Bombeiros se recusam a atender ocorrência de incêndio, alegando “falta de caminhão”

Sinistro aconteceu na última sexta-feira, 12, e prejuízos já chegam perto de R$ 1 milhão

Na última sexta-feira, 12, um incêndio ocorrido na Cooperativa Coopereca colocou em xeque todo o argumento do governo do Estado em relação a “investimentos no Corpo de Bombeiros” e expôs a precariedade do órgão, e principalmente, a total inapetência em atender a população. As cerca de 350 famílias, que vivem do que produzem na cooperativa, que fica na BR-364, Km 1071, Distrito de Nova Califórnia, em Porto Velho, ainda continuam contabilizando os prejuízos causados pelo incêndio.

O Projeto RECA como é conhecido, significa Reflorestamento Econômico Consorciado e Adensado e é desenvolvido por pequenos agricultores que tiram da floresta, em regime cooperativista, alimentos típicos da Amazônia e preservam o meio ambiente. O RECA tem dado tão certo que já recebeu vários prêmios nacionais e internacionais de preservação ambiental.

O incêndio deixou um prejuízo, até o momento, calculado em cerca de R$ 1 milhão. Segundo a cooperada Cássia Lane Brito Camelo, que também atua no Departamento Administrativo da Cooperativa, o fogo consumiu três barracões, que eram usados no beneficiamento dos óleos de castanha, andiroba, da manteiga de cupuaçu e sementes de pupunha.

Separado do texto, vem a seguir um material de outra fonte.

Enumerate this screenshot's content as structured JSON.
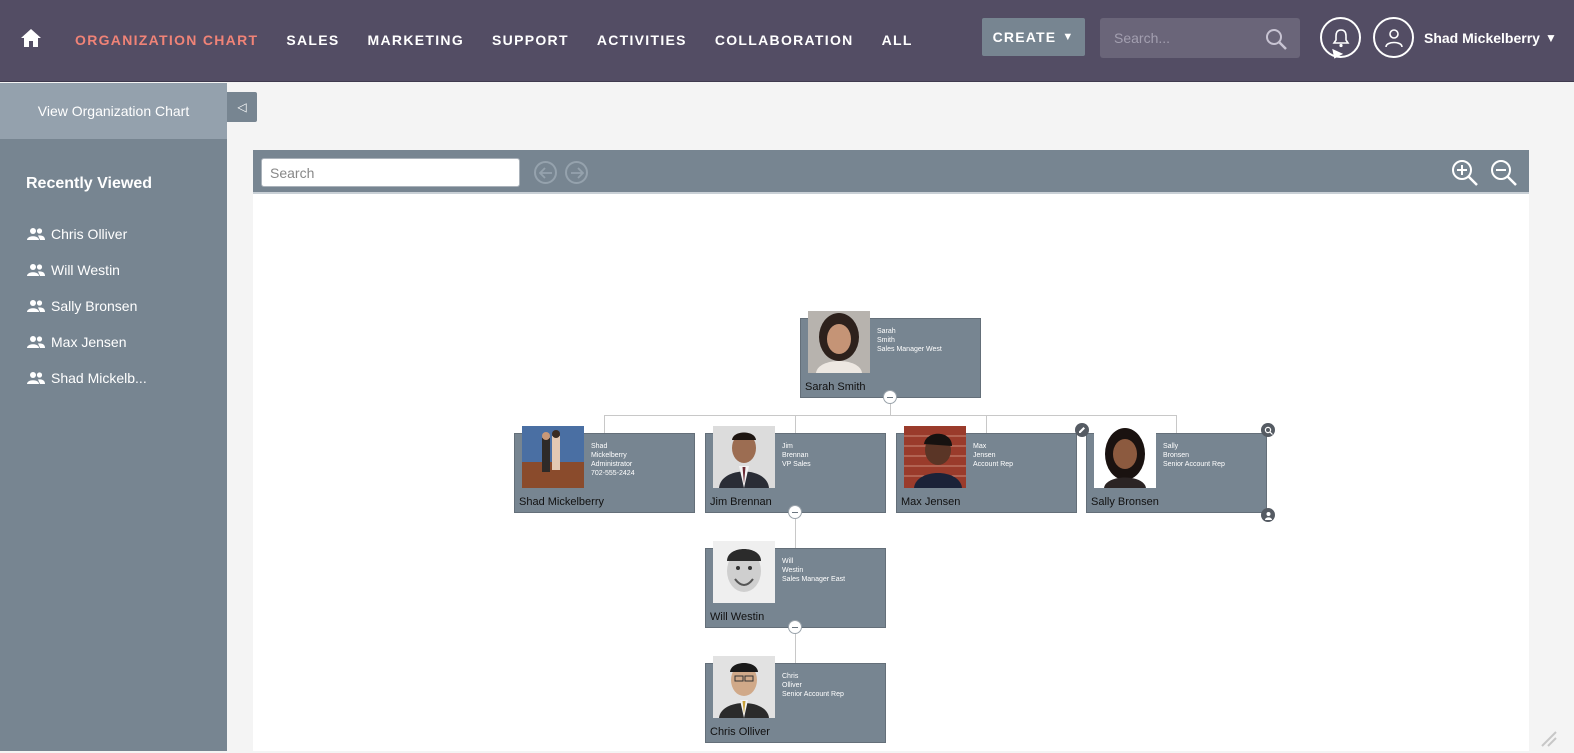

“Fabricávamos a manteiga de cupuaçu e os óleos de andiroba e castanha. Além disso, também tínhamos uma grande quantidade de manteiga de cupuaçu em estoque, pronta para ser vendida. Tudo foi perdido”, disse Cássia.

Dentro de um dos galpões, também destruído pelo fogo, estava um dos equipamentos mais caros da Coopereca. Trata-se de uma prensa de médio porte e dois filtros, avaliada em torno de R$ 300 mil. Ela era usada para prensar as sementes de castanha, cupuaçu e andiroba. Além de fazer a extração dos óleos, usados na indústria de cosméticos.

Cássia afirmou que todas as famílias foram afetadas pelo incêndio, mas que o espírito de união continua. “Não teremos o lucro que estávamos prevendo para esse ano. Vamos usar o dinheiro dos associados para repor parte do que perdemos. Além, de buscarmos parcerias para reconstruir o que foi perdido”, declarou.

Corpo de Bombeiros não atendeu sinistro por “distância e falta de veículos”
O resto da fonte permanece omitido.